CBCNET: 毎回そうなのですが、WeaveToshiのサイトでは世界感、インターフェース、そしてシーンごとの見せ方のバランスが素晴らしいのですが、今回の「DAY DREAM」はどういった 制作過程だったのでしょうか?
またサイト全体を通じて意識した点・気をつけた点は何ですか?


qubibi: これは何を作るにしても当てはまることなのですが、まず始めにあるのが自身の中にあるつかみどころの無い何か、感情的、感覚的な....、言葉にするには難しい何かがあります。それが作る上で自分にとっては大切なもので、作品の空気感、印象となるものです。

「DAYDREAM」も同じく、始めに、ちらちらとした気分の悪い夢、起きれなくて、なまぬるくて、繰り返されて、目が廻るような、じわっと汗をかいていて、そのようなものがありました。目に焼き付き、耳にこびりつき。「ちらちら」というのは、例えば夜ベッドに入り目を閉じた時、目の中に何色とも判別のつかないざわっとした動き回る残像が在るでしょう?これが何か、何色なのかと知ろうとする程わからなくなる。そんな感じです。

また、それとは別に、以前からマウスで出来る操作性の強いものを作りたい、というのがありました。触ればすぐに変化がありそれが強力なもの。
それから、音を使いたい、というのがありました。知り合ってもう14年になる音楽家がいて、その彼に素敵な、それこそ耳にこびりつく音楽を作って欲しかったのです。

それらの要素を結びつけ、試行錯誤をして、始めに出来上がった画としては、時計塔とその時計をくるくる廻すことしか出来ない男、というものでした。男が廻せば時が廻り仕掛けが動く。仕掛けはある程度各帽子のコンセプトを引き継ぎ、その仕掛けの中の人形がモデル達。質感としては簡素な小道具を使っての、幼少時の学芸会のようなものです。ところがある事情によって時計塔という設定が難しくなりました。

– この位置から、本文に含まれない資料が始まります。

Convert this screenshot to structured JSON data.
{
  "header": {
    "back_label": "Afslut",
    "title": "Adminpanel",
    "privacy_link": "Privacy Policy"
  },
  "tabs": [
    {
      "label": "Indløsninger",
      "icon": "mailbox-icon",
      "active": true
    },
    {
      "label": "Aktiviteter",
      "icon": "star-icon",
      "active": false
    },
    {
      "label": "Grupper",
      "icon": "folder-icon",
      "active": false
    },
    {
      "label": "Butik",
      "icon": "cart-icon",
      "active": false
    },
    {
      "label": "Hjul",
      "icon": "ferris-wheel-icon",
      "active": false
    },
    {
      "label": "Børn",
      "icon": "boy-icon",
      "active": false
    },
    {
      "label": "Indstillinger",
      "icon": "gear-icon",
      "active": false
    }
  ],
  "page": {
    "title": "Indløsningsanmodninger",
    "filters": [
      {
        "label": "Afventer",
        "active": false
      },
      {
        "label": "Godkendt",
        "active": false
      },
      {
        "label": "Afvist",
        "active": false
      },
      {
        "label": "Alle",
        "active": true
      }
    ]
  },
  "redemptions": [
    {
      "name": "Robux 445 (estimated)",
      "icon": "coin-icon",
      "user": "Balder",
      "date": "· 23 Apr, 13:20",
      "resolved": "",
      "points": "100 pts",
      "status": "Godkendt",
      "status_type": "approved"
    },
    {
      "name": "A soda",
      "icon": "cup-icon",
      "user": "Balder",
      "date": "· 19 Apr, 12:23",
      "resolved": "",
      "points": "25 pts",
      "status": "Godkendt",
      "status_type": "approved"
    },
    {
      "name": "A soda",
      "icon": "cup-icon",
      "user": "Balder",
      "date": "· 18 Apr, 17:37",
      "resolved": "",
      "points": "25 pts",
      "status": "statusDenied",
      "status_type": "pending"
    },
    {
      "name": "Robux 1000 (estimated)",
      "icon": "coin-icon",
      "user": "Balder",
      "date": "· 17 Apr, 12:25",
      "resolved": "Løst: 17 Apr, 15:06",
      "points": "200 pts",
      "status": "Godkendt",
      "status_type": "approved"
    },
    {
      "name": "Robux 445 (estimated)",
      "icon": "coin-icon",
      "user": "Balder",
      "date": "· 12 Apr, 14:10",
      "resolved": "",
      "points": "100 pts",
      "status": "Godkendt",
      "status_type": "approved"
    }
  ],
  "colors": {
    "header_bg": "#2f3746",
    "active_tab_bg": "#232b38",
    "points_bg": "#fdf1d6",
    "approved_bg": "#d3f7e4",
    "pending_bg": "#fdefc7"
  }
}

それが表面化したのはモデル撮影が済んだ後で、さてさてどうしようかと悩み......こういった制作におけるアクシデントは大切なもので、何か新しい展開への前触れといつも考えるようにしています。その結果、時計を小さくすることにして、その時点で現状の「DAYDREAM」の画が出来上がりました。ここから先は、撮影とグラフィック制作、コーディングを繰り返した、ということで割愛させてください。ちゃんと説明すると夜が明けそうです。

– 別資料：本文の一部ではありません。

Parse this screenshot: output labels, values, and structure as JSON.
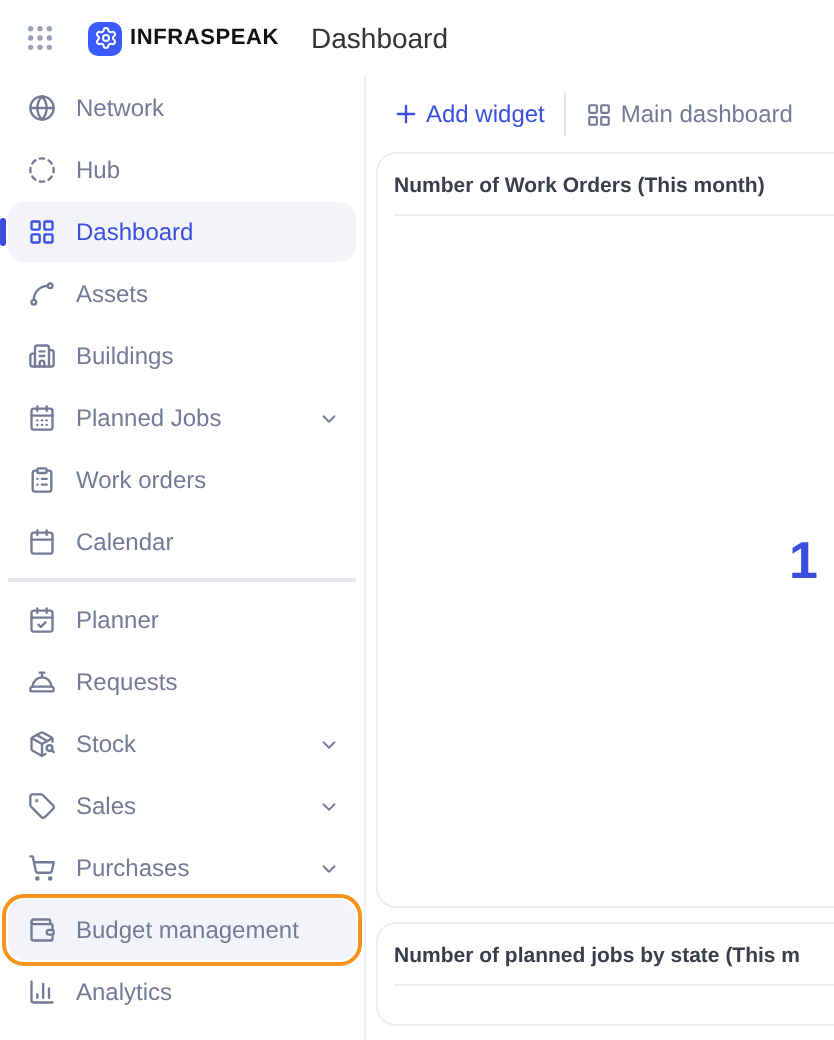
{
  "header": {
    "brand": "INFRASPEAK",
    "title": "Dashboard"
  },
  "sidebar": {
    "groups": [
      [
        {
          "label": "Network",
          "selected": false,
          "has_submenu": false,
          "highlighted": false
        },
        {
          "label": "Hub",
          "selected": false,
          "has_submenu": false,
          "highlighted": false
        },
        {
          "label": "Dashboard",
          "selected": true,
          "has_submenu": false,
          "highlighted": false
        },
        {
          "label": "Assets",
          "selected": false,
          "has_submenu": false,
          "highlighted": false
        },
        {
          "label": "Buildings",
          "selected": false,
          "has_submenu": false,
          "highlighted": false
        },
        {
          "label": "Planned Jobs",
          "selected": false,
          "has_submenu": true,
          "highlighted": false
        },
        {
          "label": "Work orders",
          "selected": false,
          "has_submenu": false,
          "highlighted": false
        },
        {
          "label": "Calendar",
          "selected": false,
          "has_submenu": false,
          "highlighted": false
        }
      ],
      [
        {
          "label": "Planner",
          "selected": false,
          "has_submenu": false,
          "highlighted": false
        },
        {
          "label": "Requests",
          "selected": false,
          "has_submenu": false,
          "highlighted": false
        },
        {
          "label": "Stock",
          "selected": false,
          "has_submenu": true,
          "highlighted": false
        },
        {
          "label": "Sales",
          "selected": false,
          "has_submenu": true,
          "highlighted": false
        },
        {
          "label": "Purchases",
          "selected": false,
          "has_submenu": true,
          "highlighted": false
        },
        {
          "label": "Budget management",
          "selected": false,
          "has_submenu": false,
          "highlighted": true
        },
        {
          "label": "Analytics",
          "selected": false,
          "has_submenu": false,
          "highlighted": false
        }
      ]
    ]
  },
  "toolbar": {
    "add_widget": "Add widget",
    "dashboard_select": "Main dashboard"
  },
  "widgets": [
    {
      "title": "Number of Work Orders (This month)",
      "value": "1"
    },
    {
      "title": "Number of planned jobs by state (This m"
    }
  ]
}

全体を通して気をつけた点として挙げられるのは、どこまで親切にすべきか、ということ。僕は説明的になるのがあまり好きではありません。また、いじわるな性格です。今回のぐるぐる廻す操作感をどう伝えるか、どこまでヒントを出すか、その量の調節にはとても気を使いました。オープニングを意識して見ていた人は気付き易いと思います。僕にとっては十分な量のヒントです。元々、スキップして構わないオープニングはそもそも要らないと思っていて、だからこそ出来る限り意味を持たせたかった、というのもあります。もしも理解されず時間を進められなかった人がいたとして。だとしても、仕組みをわかろうとしてる間、マウスをいじっている隙に、目と耳に少なからずともこびりついてくれれば、それで良いんです。見る側に安易に全てを把握させようとすることで、美しさを損なうようなことは避けたいです。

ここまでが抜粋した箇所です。